Star Rating:

The Invisible Woman

Actors: Felicity Jones, Ralph Fiennes

Release Date: Monday 30th November -0001

Genre(s): Drama

Running time: 111 minutes

Ralph Fiennes doesn’t make things easy on himself as a director. Back in 2011, his behind-the-camera debut was a modern-day day take on one of Shakespeare’s lesser known plays, and while his Coriolanus was well received by critics, audiences gave it a wide berth. Now for his sophomore effort, he takes on Charles Dickens; but not any of his much loved novels, but instead a realistic and therefore vaguely dull take on his love life.

Fiennes plays Dickens, a married-with-children celebrity back in the day, who falls for Nelly (Felicity Jones), a young but talentless actress. Due to the fact that Dickens is already married, and gossip seems to spread faster back in the day than even the most up to date gossip website today could manage, they must keep their affair a secret.

So secret, in fact, that we as audience don’t even get them to kiss once. There is a passionless sex scene later in the movie, but it could easily have been mistaken as Fiennes clumsily trying to climb off Jones having just accidentally fallen on her. The pervading sense of restraint is so well executed that it cuts of circulation to the movie entirely. Love stories, in real life anyways, do tend to end up monotonous and vaguely dull, but not before the relationship has even started!

The performances all round are fantastic, with Fiennes playing Dickens as a loving but potentially cruel man, Jones giving all she’s got behind so much bodice, Kristen Scott Thomas as Nelly’s mother who is standing as a vanguard for her daughter’s chastity, and Joanna Scanlan does put-upon unloved wife quite well.

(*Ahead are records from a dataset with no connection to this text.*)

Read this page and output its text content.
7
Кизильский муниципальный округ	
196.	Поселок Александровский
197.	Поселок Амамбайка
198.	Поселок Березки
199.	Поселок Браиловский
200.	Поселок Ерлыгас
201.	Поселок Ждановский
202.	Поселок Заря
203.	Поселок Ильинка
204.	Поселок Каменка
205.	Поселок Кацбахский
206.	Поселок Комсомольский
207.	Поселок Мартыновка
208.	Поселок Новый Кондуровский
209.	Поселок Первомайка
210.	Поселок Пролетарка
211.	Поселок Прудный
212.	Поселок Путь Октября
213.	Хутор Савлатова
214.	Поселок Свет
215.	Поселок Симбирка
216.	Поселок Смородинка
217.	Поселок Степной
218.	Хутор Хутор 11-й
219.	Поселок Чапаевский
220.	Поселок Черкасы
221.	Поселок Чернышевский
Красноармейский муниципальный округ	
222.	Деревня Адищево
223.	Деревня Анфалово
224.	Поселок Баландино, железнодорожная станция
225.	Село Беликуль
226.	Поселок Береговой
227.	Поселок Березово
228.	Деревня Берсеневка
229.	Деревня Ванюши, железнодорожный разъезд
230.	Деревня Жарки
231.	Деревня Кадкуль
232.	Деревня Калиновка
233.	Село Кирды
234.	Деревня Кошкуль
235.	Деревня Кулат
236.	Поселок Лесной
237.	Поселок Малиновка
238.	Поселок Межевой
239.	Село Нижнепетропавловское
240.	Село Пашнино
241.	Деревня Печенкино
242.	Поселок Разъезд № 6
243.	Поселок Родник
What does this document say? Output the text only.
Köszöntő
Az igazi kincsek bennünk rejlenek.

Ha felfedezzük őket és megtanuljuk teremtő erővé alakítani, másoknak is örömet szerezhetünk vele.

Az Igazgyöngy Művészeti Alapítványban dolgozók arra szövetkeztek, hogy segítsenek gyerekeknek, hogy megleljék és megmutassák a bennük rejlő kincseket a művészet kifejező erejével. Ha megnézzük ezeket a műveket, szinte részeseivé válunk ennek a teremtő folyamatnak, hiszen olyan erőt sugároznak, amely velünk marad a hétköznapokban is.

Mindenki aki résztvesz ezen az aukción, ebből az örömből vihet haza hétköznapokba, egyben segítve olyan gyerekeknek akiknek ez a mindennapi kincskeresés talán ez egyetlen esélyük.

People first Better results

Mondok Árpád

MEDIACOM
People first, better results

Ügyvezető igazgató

But it’s all for nothing if we can’t connect with the characters they’re playing. While the film does appear to staying remarkably close to how the relationship actually played out, the vastly eventless courting and subsequent affair could’ve used a Mills & Boon once-over to get the pulses racing a bit.

All in all, handsomely made and acted, but could be used as a prescription cure for insomnia.